Nonlinear causality of Israel-Stewart theory with diffusion

TL;DR

This paper establishes the first fully nonlinear causality constraints for Israel-Stewart hydrodynamics with diffusion in 3+1 dimensions, revealing new physical bounds that linearized theory cannot capture.

Contribution

It derives algebraic nonlinear causality constraints for Israel-Stewart theory with diffusion in 3+1 dimensions, extending previous 1+1 dimensional results and highlighting differences between hydrodynamic frames.

Findings

Existence of a causally allowed region with spacelike baryon current in Landau frame.

Solutions in Eckart frame do not violate the dominant energy condition under causality.

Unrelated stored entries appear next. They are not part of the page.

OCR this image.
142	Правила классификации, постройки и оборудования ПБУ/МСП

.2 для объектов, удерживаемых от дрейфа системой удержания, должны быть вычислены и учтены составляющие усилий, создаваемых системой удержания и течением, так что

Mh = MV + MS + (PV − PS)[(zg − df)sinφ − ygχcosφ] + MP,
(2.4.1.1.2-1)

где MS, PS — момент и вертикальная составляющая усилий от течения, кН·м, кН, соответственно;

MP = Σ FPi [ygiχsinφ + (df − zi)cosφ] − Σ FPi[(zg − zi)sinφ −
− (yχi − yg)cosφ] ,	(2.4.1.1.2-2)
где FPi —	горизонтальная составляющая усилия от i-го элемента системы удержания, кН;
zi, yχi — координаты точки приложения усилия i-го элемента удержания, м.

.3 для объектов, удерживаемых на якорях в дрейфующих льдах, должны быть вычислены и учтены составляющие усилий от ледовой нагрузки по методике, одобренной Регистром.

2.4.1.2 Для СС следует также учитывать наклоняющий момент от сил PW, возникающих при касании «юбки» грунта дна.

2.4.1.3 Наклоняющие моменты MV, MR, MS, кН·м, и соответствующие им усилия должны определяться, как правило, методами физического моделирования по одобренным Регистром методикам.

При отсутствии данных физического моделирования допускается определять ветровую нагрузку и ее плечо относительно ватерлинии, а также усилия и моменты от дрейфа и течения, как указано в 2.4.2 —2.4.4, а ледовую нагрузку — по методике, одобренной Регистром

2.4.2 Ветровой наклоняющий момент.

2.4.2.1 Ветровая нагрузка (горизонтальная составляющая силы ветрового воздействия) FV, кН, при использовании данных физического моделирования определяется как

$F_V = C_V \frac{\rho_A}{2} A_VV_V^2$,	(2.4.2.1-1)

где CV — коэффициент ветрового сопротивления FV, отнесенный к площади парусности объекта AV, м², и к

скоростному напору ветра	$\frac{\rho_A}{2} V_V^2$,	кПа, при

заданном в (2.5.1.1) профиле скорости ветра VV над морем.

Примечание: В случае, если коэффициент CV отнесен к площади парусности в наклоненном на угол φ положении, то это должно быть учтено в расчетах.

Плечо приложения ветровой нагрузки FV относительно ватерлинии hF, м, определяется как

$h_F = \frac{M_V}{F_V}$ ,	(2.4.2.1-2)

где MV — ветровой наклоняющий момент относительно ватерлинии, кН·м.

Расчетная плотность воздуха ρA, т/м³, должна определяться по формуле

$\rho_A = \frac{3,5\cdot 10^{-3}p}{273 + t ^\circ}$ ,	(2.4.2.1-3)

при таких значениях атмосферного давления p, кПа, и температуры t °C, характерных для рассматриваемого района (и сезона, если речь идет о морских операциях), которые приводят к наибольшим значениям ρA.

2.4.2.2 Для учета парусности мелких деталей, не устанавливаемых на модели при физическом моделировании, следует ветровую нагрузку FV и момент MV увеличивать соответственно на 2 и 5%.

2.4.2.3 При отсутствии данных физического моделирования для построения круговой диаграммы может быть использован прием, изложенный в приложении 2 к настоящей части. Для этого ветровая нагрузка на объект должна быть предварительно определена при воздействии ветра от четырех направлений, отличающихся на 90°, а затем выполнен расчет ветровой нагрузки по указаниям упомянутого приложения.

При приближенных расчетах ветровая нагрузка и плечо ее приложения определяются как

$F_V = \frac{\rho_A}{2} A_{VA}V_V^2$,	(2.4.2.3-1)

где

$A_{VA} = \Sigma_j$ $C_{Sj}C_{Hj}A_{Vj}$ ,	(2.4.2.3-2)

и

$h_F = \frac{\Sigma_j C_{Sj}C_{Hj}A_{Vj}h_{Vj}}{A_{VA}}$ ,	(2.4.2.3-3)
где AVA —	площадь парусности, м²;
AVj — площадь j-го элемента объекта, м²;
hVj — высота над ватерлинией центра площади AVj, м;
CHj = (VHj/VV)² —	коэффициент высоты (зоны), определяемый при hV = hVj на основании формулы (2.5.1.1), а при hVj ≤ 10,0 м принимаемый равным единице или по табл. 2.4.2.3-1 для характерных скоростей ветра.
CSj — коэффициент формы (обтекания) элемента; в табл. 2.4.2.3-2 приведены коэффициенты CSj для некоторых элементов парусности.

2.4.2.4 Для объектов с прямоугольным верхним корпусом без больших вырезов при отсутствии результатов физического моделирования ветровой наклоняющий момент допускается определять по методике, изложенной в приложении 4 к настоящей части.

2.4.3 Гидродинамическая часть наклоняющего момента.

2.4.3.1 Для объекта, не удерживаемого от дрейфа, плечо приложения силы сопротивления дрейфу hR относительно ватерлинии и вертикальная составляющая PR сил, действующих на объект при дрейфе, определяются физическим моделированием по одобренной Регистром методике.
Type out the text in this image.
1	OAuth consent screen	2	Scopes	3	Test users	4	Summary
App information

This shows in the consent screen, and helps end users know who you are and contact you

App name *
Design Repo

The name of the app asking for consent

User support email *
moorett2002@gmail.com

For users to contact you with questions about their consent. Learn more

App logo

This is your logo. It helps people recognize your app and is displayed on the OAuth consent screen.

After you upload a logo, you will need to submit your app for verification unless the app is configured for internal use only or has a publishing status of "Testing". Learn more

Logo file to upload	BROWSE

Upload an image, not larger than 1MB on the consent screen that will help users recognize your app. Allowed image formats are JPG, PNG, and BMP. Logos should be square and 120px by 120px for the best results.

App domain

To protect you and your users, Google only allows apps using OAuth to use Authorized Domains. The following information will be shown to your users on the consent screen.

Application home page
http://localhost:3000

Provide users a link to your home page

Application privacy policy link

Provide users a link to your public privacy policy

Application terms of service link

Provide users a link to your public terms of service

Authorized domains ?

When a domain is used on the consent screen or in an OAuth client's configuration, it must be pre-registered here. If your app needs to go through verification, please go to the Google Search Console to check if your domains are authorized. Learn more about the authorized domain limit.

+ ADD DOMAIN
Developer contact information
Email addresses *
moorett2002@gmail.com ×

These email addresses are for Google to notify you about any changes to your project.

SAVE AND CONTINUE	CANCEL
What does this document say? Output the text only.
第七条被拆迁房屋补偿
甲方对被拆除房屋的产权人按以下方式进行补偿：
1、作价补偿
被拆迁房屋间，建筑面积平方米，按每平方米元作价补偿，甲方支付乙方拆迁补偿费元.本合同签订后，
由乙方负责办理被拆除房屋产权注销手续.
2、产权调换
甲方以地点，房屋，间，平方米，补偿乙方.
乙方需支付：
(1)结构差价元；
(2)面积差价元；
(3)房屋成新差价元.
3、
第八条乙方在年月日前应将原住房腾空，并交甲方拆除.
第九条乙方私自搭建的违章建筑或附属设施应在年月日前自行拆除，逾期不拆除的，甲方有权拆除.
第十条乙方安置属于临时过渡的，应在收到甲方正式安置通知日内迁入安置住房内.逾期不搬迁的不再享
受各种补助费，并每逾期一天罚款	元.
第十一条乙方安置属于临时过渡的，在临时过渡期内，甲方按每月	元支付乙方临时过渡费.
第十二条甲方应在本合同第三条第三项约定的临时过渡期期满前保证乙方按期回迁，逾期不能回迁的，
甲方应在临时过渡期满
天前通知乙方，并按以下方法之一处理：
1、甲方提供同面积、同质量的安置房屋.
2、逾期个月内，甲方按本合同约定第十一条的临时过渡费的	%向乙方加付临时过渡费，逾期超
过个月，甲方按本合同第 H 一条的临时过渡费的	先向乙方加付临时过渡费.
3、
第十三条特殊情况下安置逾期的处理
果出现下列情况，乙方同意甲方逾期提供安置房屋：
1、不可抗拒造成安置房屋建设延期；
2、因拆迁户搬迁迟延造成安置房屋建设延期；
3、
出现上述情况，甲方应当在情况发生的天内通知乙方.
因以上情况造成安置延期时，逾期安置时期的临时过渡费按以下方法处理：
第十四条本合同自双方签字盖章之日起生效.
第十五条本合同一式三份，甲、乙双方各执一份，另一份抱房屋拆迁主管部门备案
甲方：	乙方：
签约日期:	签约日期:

Linearized causality bounds are insufficient to capture the full physical constraints.

Abstract

We present the first fully nonlinear causality constraints in $D = 3 + 1$ dimensions for Israel-Stewart theory in the presence of energy and number diffusion in the Eckart and Landau hydrodynamic frames, respectively. These constraints are algebraic inequalities that make no assumption on the underlying geometry of the spacetime or the equation of state. In order to highlight the distinct physical and structural behavior of the two hydrodynamic frames, we discuss the special ultrarelativistic ideal gas equation of state considered in earlier literature in $D = 1 + 1$ dimensions, and show that our general $D = 3 + 1$ constraints reduce to their results upon an appropriate choice of angles. For this equation of state in both $D = 1 + 1$ and $D = 3 + 1$ dimensions one can show that: (i) there exists a region allowed by nonlinear causality in which the baryon current transitions into a spacelike vector in the Landau frame, and (ii) an analogous argument shows that the solutions of the Eckart frame equations of motion never violate the dominant energy condition, assuming nonlinear causality holds. We then compare our results with those from linearized Israel-Stewart theory and show that the linear causality bounds fail to capture the new physical constraints on energy and number diffusion that are successfully obtained through our nonlinear causality approach.